It was a hardscrabble childhood for Raymond Costa and his five brothers and sisters, growing up on a small dairy farm in the Central Valley near Turlock. Their father died when Costa was 9, and the dairy never made any money. He eventually enrolled in a community college, but flunked out. He landed a job at a local milk plant, where he worked until the plant closed down, leaving him searching for work – and a way to be his own boss.
“After I lost my job at the milk plant, I thought, ‘This isn’t going to happen to me again,’” he says.
He found work delivering packages for UPS, and spent his free time reading about business. He wasn’t a fan of fast food, but he had a dream: “I read a lot about McDonald’s, and they’ve made more millionaires than any company in the world.”
So Costa applied to a rigorous McDonald’s corporate training program that accepts five people a year. In an applicant pool of 23,000, he was rejected – twice. On his third try, he was accepted and enrolled, and on top of his 40 hours a week at UPS, worked 30 hours in McDonald’s learning the ropes before buying his first franchise in Fort Bragg at age 40. He sold that one and moved to Salinas and bought a franchise in 2000. McDonald’s owns the building and the dirt; the franchisee owns the license and all of the equipment inside. On a recent afternoon, he’s concerned about a new toaster at the Boronda store, installed just hours earlier. The buns for burger and English muffins for McMuffins should be heated to about 170 degrees, warm to the touch; he spears a bun using a thermometer with a long needle, and the temperature reads 165. They’ll need to adjust the controls.
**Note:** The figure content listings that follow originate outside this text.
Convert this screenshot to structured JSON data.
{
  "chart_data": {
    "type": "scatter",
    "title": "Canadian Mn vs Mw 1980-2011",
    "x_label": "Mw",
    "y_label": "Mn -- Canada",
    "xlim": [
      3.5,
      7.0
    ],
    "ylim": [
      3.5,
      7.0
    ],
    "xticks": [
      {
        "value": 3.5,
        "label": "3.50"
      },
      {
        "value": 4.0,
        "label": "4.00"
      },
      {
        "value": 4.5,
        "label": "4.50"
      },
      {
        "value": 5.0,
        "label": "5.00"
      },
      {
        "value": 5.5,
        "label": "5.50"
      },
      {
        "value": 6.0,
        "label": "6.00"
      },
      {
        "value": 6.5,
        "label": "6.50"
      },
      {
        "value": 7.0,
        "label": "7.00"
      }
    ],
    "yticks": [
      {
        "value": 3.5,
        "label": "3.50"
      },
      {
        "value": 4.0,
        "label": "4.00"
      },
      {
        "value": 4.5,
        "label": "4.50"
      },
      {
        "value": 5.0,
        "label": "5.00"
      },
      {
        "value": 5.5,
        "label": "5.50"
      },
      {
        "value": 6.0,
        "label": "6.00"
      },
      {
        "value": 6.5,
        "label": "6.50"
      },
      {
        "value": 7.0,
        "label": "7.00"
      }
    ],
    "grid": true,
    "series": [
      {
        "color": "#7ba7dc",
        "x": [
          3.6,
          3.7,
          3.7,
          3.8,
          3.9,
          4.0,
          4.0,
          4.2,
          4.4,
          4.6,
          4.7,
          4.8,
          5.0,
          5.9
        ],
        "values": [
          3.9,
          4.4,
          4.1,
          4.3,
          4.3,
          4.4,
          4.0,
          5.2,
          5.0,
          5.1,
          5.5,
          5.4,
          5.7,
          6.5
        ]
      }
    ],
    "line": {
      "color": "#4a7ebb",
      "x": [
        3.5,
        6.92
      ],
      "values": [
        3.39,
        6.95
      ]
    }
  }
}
The toaster sits at the beginning of an assembly line and a crew busily prepares an order of 11 Egg McMuffins, starting by cracking eggs into the poacher. Costa enumerates the ways in which he thinks McDonald’s is misunderstood: They use real eggs and real coffee beans they grind for espresso drinks in the store. They now serve apple slices with happy meals (and a smaller serving of fries); as a result McDonald’s is now the largest purveyor of apples in the country. Sodium levels has been subtly shrinking. When they introduced smoothies 10 years ago, they bought 43 million pounds of frozen strawberries out of Watsonville – just to start. And within a few months, they’ll be switching the beef in quarter-pounders from frozen to fresh. The price, $4.69, will not change.
There’s a devoted following for McDonald’s coffee, in particular among seniors, who pay 65 cents and get free refills. One regular, 71-year-old Zygmunt Leszczynski, comes in daily around noon for coffee. Leszczynski says he’s never found the same boost anywhere else: “It gives me a jump start, a burst of energy,” he says. “It’s so cheap, sometimes I feel like I’m stealing.”
Margins are small, and expected to get smaller with rising costs, in particular minimum wage. Costa is eyeing more franchises, and says that’s the corporate vision: fewer franchisees who each own more stores as a more effective business model. (As his own small empire has grown, so too has the corporate scale: The Alisal store is McDonald’s No. 690, and Greenfield, which opened in 2016, is No. 37,400.)
As Costa has built his business, he has also cultivated a charity. Last year, he put $100,000 into a scholarship fund at the Community Foundation for Monterey County. Employees and their family members can apply for up to $5,000 toward tuition costs, something Costa intends to continue doing annually. His own son is now studying communications at Arizona State University.
“My message to my son is, don’t do it my way. Go get an education. I worked twice as hard as I should’ve to get where I got.”
Even today, Costa allows himself just one afternoon off, usually Sundays, each week. He says he wears out a pickup truck every three or four years driving around to all 10 stores, from Salinas to King City, delivering parts, fixing stuff and checking in. Six months ago, he got his first office space, where he and his management team will work on training materials – for 700 employees.
“It’s been a rags-to-riches story,” he says. “It’s been a lot of hard work.”
And it’s built on the simple concept of the all-American food: the burger. “There’s nothing better than a hamburger,” Costa says. (Chicken is more popular in California, but burgers remain king on the East Coast, he adds: “They’re red meat people over there.”)
His favorite menu item is the small hamburger, but he’s partial to the burgers he makes himself at home using ground beef from Star Market. After wrapping up a burger-and-fries lunch at the Boronda store, he says, “There’s nothing better than a burger. I’ll eat one here, then tonight I’ll go barbecue a burger for dinner.”